Anti-CSG arguments were stoked by recent footage of a river on fire, but experts say the video is not all as it seems.

Worldwide attention was drawn to Queensland’s Condamine River after NSW Greens MP Jeremy Buckingham posted a video of himself setting the river’s seeping methane on fire.

Mr Buckingham claimed the alarming flammability of the river was due to nearby coal seam gas (CSG) extraction works, but this may not be the case.

Methane gas is buoyant, so it typically rises vertically through the earth when it is released at depth. This means that if a coal or CSG well is vertical, methane gas leaks almost only occur within a few hundred metres of the well.

The closest CSG production or exploration works are over 1.4 km from the Condamine River gas seep, suggesting to many that CSG is not responsible.

All around the world, methane gas seeps appear above oil, coal and gas deposits, particularly in areas that have significant geological faults. For this reason, many of the first oil and gas fields were located on or near to natural gas seeps.
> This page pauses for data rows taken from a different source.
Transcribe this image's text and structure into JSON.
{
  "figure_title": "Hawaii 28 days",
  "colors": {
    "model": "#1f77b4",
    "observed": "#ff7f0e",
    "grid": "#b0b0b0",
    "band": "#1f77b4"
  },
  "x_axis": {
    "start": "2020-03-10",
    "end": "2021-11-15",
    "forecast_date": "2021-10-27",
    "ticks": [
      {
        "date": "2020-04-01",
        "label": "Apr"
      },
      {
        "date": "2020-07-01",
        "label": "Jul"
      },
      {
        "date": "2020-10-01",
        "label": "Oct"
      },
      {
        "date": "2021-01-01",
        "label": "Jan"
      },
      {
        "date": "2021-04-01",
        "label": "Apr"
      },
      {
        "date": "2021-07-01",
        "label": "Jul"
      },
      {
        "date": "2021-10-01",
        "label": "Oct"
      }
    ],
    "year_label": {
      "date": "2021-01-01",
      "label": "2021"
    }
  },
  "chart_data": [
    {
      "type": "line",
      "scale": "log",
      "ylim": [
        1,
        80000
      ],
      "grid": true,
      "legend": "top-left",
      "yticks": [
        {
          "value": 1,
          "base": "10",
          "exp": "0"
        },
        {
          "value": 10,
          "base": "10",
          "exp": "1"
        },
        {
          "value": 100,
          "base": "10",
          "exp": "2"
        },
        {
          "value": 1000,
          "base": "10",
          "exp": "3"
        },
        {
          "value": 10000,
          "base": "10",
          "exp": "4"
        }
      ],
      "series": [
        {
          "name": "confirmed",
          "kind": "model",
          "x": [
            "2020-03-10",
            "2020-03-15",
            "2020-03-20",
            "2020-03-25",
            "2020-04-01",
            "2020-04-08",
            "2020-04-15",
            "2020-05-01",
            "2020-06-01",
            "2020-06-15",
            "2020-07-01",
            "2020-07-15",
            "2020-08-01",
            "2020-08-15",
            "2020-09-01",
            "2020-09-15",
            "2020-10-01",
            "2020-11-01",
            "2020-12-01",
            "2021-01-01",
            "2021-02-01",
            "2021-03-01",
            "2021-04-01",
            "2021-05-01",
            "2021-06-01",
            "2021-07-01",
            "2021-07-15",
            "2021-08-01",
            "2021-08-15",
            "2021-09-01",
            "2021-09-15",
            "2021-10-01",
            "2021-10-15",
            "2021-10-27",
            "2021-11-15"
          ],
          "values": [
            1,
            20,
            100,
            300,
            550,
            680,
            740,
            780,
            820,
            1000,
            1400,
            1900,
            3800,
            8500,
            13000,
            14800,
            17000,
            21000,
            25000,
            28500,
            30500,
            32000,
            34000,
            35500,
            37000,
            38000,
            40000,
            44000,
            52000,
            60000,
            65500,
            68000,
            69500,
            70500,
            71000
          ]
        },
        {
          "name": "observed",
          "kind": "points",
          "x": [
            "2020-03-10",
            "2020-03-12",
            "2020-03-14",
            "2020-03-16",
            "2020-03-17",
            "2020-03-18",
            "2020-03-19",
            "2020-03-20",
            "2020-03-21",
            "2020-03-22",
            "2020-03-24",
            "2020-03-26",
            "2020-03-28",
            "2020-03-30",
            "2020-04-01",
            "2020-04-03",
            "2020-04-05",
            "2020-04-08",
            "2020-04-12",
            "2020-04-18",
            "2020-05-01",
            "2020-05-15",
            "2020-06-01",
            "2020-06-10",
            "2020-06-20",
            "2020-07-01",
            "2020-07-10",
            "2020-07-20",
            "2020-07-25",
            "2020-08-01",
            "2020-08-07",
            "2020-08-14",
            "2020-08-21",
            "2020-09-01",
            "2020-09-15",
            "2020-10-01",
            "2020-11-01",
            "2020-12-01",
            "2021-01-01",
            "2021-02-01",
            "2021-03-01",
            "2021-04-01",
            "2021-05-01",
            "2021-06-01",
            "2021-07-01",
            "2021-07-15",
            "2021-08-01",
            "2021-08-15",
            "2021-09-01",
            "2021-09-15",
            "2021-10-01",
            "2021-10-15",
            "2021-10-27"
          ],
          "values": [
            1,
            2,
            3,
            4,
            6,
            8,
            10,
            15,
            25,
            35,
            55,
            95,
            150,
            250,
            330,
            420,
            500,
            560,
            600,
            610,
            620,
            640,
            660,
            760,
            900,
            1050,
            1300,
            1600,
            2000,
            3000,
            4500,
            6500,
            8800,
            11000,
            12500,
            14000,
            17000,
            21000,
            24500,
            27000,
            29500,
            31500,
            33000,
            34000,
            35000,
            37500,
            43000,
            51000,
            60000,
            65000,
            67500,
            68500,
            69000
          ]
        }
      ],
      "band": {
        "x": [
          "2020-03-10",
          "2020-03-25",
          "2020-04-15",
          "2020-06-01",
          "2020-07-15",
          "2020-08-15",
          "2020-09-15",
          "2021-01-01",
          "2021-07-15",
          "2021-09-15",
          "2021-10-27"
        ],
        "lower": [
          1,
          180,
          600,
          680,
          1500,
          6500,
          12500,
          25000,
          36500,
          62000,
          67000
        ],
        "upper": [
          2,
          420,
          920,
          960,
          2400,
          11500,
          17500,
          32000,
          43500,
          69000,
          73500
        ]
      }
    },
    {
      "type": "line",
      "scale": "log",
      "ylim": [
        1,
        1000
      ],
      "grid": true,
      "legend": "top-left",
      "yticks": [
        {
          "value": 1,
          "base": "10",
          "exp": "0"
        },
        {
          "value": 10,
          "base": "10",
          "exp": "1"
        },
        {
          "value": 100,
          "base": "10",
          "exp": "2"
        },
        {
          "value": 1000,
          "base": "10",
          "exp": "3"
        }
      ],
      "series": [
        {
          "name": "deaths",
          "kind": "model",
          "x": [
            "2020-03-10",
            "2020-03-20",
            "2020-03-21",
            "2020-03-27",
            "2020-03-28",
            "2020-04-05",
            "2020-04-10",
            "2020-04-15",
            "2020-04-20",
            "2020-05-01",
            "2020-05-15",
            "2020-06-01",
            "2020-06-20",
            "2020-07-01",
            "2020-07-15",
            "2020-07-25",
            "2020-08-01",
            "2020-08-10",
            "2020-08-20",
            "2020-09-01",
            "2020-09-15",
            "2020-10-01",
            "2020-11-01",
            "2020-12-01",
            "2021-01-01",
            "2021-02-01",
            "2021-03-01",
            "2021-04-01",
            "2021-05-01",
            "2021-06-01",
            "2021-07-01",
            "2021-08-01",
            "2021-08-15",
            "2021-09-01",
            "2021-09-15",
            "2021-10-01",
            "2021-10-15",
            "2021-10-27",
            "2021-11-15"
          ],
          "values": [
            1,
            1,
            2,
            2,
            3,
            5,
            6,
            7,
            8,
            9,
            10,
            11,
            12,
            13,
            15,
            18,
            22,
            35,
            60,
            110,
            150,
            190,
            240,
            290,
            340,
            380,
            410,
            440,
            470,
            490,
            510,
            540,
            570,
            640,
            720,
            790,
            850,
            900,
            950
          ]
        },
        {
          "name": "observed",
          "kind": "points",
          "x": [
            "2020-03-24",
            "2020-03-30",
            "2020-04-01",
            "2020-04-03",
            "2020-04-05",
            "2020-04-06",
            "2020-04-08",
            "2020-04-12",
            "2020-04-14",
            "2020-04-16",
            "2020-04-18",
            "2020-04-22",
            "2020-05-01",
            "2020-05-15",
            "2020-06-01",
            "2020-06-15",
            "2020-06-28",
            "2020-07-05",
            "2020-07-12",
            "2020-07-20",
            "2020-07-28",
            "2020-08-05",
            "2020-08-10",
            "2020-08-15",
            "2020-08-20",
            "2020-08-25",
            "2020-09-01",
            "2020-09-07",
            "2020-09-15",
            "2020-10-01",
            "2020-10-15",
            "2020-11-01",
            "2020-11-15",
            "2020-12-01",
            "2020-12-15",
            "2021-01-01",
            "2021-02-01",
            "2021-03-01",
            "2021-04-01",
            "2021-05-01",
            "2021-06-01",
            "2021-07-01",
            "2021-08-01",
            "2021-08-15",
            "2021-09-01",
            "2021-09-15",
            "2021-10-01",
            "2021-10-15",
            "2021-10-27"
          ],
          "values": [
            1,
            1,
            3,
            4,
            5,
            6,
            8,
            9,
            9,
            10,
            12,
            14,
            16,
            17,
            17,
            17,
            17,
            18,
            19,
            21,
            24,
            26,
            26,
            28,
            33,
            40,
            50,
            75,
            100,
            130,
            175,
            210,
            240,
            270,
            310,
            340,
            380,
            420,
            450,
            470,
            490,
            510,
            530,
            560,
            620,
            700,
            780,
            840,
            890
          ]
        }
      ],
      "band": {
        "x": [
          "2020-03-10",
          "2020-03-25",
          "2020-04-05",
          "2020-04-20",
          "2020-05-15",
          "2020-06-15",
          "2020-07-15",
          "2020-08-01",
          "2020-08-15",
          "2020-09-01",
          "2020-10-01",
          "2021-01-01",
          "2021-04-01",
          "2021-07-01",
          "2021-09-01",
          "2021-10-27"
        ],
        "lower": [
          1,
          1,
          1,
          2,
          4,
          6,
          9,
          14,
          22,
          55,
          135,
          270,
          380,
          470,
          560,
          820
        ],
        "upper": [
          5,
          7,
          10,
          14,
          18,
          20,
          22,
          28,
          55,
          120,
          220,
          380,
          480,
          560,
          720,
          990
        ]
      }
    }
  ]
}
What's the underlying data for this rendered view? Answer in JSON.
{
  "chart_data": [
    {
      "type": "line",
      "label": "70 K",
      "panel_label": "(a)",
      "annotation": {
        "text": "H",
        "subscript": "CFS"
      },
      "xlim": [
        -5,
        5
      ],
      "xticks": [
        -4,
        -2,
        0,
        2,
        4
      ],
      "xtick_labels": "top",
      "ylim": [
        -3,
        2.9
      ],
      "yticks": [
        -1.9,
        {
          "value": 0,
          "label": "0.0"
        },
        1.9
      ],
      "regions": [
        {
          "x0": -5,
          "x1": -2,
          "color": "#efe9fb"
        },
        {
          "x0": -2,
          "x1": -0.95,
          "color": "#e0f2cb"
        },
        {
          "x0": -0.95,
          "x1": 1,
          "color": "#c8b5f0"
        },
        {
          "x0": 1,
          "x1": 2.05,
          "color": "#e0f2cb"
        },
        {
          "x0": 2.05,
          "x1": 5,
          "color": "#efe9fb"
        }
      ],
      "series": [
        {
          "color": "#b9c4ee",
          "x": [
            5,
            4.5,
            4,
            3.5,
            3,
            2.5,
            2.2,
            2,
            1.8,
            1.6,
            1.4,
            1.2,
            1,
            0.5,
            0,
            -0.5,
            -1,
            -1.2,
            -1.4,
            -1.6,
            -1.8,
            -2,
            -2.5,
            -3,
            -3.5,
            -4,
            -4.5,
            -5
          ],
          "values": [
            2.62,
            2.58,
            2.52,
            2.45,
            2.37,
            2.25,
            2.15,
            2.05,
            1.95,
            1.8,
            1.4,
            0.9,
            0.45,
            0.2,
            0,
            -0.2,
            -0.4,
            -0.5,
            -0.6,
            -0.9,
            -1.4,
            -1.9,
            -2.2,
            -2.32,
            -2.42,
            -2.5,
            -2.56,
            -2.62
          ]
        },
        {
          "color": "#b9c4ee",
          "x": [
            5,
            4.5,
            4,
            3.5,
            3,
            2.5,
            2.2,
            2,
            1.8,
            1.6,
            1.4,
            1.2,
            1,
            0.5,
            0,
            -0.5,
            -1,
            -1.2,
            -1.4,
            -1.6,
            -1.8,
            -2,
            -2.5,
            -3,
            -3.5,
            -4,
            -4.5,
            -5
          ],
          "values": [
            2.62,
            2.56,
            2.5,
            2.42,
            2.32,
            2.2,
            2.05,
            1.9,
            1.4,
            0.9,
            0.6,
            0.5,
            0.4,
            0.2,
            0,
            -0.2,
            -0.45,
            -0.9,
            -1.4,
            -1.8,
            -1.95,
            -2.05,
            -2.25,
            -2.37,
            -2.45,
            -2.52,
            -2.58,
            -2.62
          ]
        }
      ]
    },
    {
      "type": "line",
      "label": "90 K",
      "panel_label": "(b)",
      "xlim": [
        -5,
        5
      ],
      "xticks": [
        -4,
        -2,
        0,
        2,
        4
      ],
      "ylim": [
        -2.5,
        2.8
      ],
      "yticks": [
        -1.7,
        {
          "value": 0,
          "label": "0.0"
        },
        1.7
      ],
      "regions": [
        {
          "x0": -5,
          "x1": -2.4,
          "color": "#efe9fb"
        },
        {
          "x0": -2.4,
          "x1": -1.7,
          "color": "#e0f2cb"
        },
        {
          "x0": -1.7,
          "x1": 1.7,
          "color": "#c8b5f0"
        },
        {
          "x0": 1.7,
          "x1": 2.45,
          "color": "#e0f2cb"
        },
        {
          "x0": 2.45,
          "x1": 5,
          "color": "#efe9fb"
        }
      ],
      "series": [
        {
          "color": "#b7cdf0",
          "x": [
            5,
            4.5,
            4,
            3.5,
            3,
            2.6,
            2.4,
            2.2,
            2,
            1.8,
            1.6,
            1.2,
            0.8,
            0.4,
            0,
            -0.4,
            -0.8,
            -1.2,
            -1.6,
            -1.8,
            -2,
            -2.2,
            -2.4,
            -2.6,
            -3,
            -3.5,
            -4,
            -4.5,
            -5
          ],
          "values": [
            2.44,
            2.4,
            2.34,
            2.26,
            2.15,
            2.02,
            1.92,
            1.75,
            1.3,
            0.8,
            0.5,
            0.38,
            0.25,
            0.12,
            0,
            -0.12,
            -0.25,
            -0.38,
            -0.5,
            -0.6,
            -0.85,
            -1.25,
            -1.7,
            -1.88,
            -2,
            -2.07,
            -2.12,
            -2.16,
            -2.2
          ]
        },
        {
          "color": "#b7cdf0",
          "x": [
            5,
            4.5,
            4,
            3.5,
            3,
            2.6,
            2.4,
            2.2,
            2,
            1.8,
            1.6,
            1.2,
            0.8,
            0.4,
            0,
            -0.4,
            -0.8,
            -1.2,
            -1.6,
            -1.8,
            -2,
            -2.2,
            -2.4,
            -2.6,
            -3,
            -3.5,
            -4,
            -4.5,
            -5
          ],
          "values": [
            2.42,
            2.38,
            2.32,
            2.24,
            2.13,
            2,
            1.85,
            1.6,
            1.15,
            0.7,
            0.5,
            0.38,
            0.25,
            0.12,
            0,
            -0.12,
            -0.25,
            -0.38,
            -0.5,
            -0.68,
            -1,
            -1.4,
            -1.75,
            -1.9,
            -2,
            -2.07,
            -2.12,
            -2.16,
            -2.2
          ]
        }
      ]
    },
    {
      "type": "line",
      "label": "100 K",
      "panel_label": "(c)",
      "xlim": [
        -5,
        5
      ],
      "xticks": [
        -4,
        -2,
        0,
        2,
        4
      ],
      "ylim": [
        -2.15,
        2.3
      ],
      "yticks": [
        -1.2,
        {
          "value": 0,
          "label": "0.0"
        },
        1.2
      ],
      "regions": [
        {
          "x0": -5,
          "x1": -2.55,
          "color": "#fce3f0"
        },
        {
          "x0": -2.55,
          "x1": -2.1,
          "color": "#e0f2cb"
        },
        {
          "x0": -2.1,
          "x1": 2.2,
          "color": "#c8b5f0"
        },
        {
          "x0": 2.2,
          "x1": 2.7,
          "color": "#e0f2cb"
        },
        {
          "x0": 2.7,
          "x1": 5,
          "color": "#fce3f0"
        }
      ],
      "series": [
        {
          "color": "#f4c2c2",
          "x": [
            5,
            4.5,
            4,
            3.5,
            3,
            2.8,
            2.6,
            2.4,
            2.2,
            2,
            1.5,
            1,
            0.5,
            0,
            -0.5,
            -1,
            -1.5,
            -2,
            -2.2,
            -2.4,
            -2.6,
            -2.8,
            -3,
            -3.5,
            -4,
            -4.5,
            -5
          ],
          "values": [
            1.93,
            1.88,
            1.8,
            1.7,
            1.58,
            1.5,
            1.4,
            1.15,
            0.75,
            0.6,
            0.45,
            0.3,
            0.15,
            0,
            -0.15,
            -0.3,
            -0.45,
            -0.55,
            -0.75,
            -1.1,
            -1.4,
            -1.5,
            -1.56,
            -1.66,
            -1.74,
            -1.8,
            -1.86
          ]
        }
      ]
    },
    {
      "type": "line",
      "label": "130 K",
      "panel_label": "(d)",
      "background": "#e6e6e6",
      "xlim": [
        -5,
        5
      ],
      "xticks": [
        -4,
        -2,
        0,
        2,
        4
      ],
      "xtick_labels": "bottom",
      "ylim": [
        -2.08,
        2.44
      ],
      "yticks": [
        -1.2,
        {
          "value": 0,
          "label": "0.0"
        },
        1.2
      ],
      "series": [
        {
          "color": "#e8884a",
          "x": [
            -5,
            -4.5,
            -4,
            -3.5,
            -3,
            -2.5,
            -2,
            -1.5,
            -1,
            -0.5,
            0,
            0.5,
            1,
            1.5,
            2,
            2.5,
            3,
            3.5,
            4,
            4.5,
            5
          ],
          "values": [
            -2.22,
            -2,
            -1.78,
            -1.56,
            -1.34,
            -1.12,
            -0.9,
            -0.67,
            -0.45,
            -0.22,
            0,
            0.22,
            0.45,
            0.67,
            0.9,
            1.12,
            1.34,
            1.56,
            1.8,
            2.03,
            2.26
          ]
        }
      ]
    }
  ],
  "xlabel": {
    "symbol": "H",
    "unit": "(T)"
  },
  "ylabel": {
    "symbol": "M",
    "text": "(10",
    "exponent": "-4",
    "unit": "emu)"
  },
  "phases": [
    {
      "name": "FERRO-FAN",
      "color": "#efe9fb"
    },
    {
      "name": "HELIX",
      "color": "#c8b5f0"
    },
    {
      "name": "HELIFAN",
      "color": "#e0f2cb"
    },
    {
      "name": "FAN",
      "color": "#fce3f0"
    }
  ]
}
Queensland’s Condamine River runs from down through the state to join the Murray-Darling, flowing through the Surat Basin, which covers major deposits of coal, oil and gas.

The river flows over an agricultural groundwater system called the Condamine River Alluvial Aquifer, which sits on top of the Walloon Coal Measures deposit. Both coal and CSG have been have been extracted from the measure.

Methane can travel horizontally, but only when it is forced in that direction by geological structures like dipping geological layers and networks of geological faults.

However, the coal seams under the Condamine River are quite shallow. The Queensland Government has previously reported that the chemistry of the methane seeping from the Condamine River matches a source in the Surat Basin.

There is some debate over, if not from mining activities, where the gas seep comes from. Sharp turns in the river upstream suggest some significant geological faulting in the area, and there is also a chance the gas could come from one of hundreds abandoned coal and groundwater exploration wells that have fallen through the administrative cracks.

UNSW’s Associate Professor Bryce Kelly and PhD candidate Charlotte Iverach, from the uni’s Connected Waters Initiative, say the big problem is a lack of information on gas and groundwater.

“To understand fully the impact of CSG production, we need to know if there are connections between the coal measures targeted for gas extraction and the groundwater used by people and groundwater-dependent ecosystems,” the pair write in a recent piece for The Conversation.

“To date, only 17 out of hundreds of geological faults and no abandoned leaky wells have been incorporated into the regional groundwater model used to assess the impact of CSG production.

“The only way to understand how CSG is affecting groundwater is to account for abandoned wells and other geological structures in groundwater flow models.

“The gas seeps at the Condamine River may indeed be natural. The fact that there is so much confusion and debate about it highlights the need to provide the public with high-quality, scientifically defensible information,” the experts conclude.